Language Literacy Lab
The spirit of collaboration is alive and well at the University of Redlands; recently, School of Education and Communicative Disorders students worked together to make an impact on children with reading and language difficulties.
For the first time, the programs teamed up to present the University of Redlands Language Literacy Lab (URL3). For several weeks during the summer, Communicative Disorders clinician students and teacher candidates in special education worked in tandem to offer language help in the morning and literacy aid in the afternoon. The graduate students worked with one or two children over the course of the program, with some of the kids only needing help in one area. At the conclusion of the Lab, each student presented to their peers and faculty members clips from their sessions and shared lessons learned.
“URL3 was very beneficial to the CDIS students in that it gave them insight into how the language difficulties of their clients impact their access to the academic curriculum, especially with reading,” Professor Cindy Wineinger of the Communicative Disorders department said. “It was also important that they had the experience with collaborating with other professionals that may not ‘speak their language’ with the same professional jargon and perspective.”

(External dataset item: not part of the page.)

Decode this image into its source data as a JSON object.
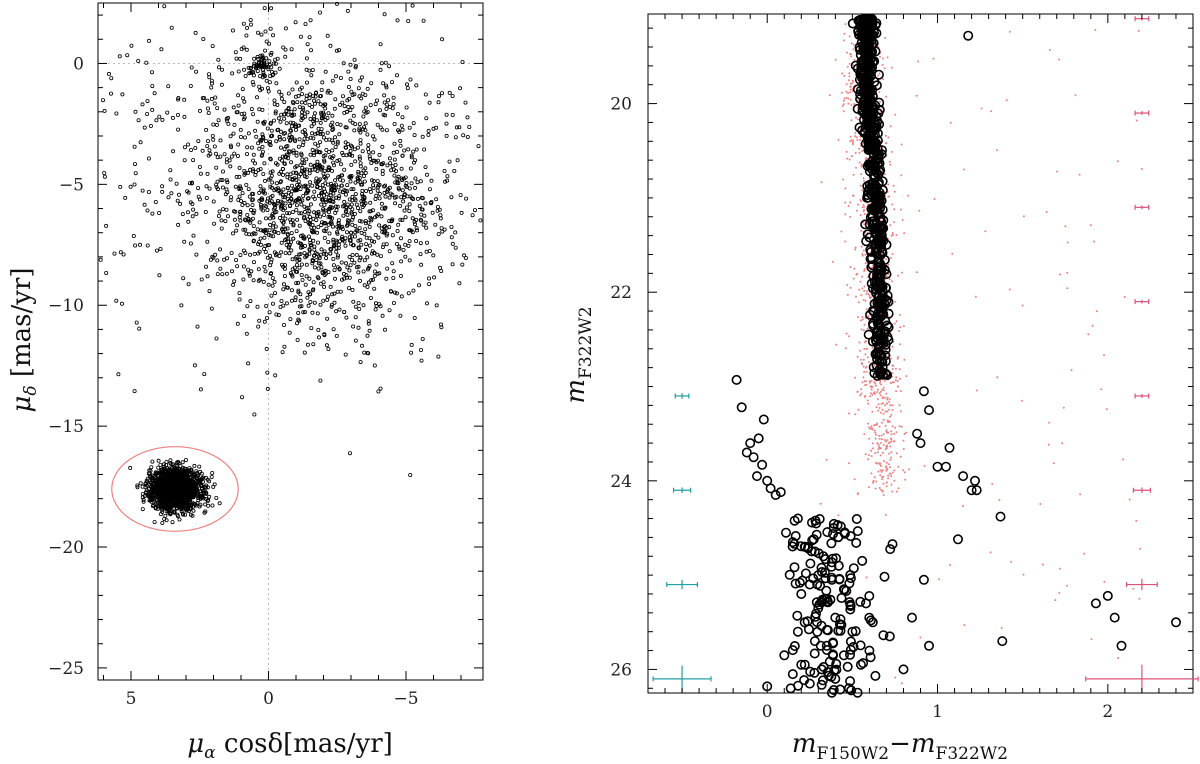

Starting the Lab helped special education teaching students fulfill their field work experience. Since many area schools are not open in July, it made sense to work in the Truesdail Center, which offers a summer clinic for children operated by the master’s students in Communicative Disorders.
“They have a wonderful clinic that is already staffed and set up,” Dr. Susan Porter, assistant professor in the School of Education, said. “It was perfect how it all came together.”
Fernando Flores ’08 found the experience enlightening. After working in finance for several years, he was ready for a change when he enrolled in the School of Education, but was unfamiliar with the new world he was entering. Being part of the Lab helped him gain confidence and experience.
“Coming into the field new, this was one of the most valuable resources we had in this program,” he said. “It was like being in the kiddie pool before having to be with the sharks.”
Flores worked closely with five-year-old Joshua, who was filled with energy but unsure of himself when it came to reading on his own.
“When he first started, he wouldn’t leave his mom’s side,” he said. “By the end he was in there by himself, able to be independent. The literacy program was amazing for him, and when his mom read to him at night, he started to recognize little words, and would jump ahead and say the word.”
Flores found that seeing his Communicative Disorders partner work with Joshua earlier in the day was also very beneficial for him.
“To go into an observation room and watch a clinician work with a student, that amount of background is amazing,” he said. “You really see their progress. I was trying to reinforce what they were doing in the morning, even though we were working on literacy.”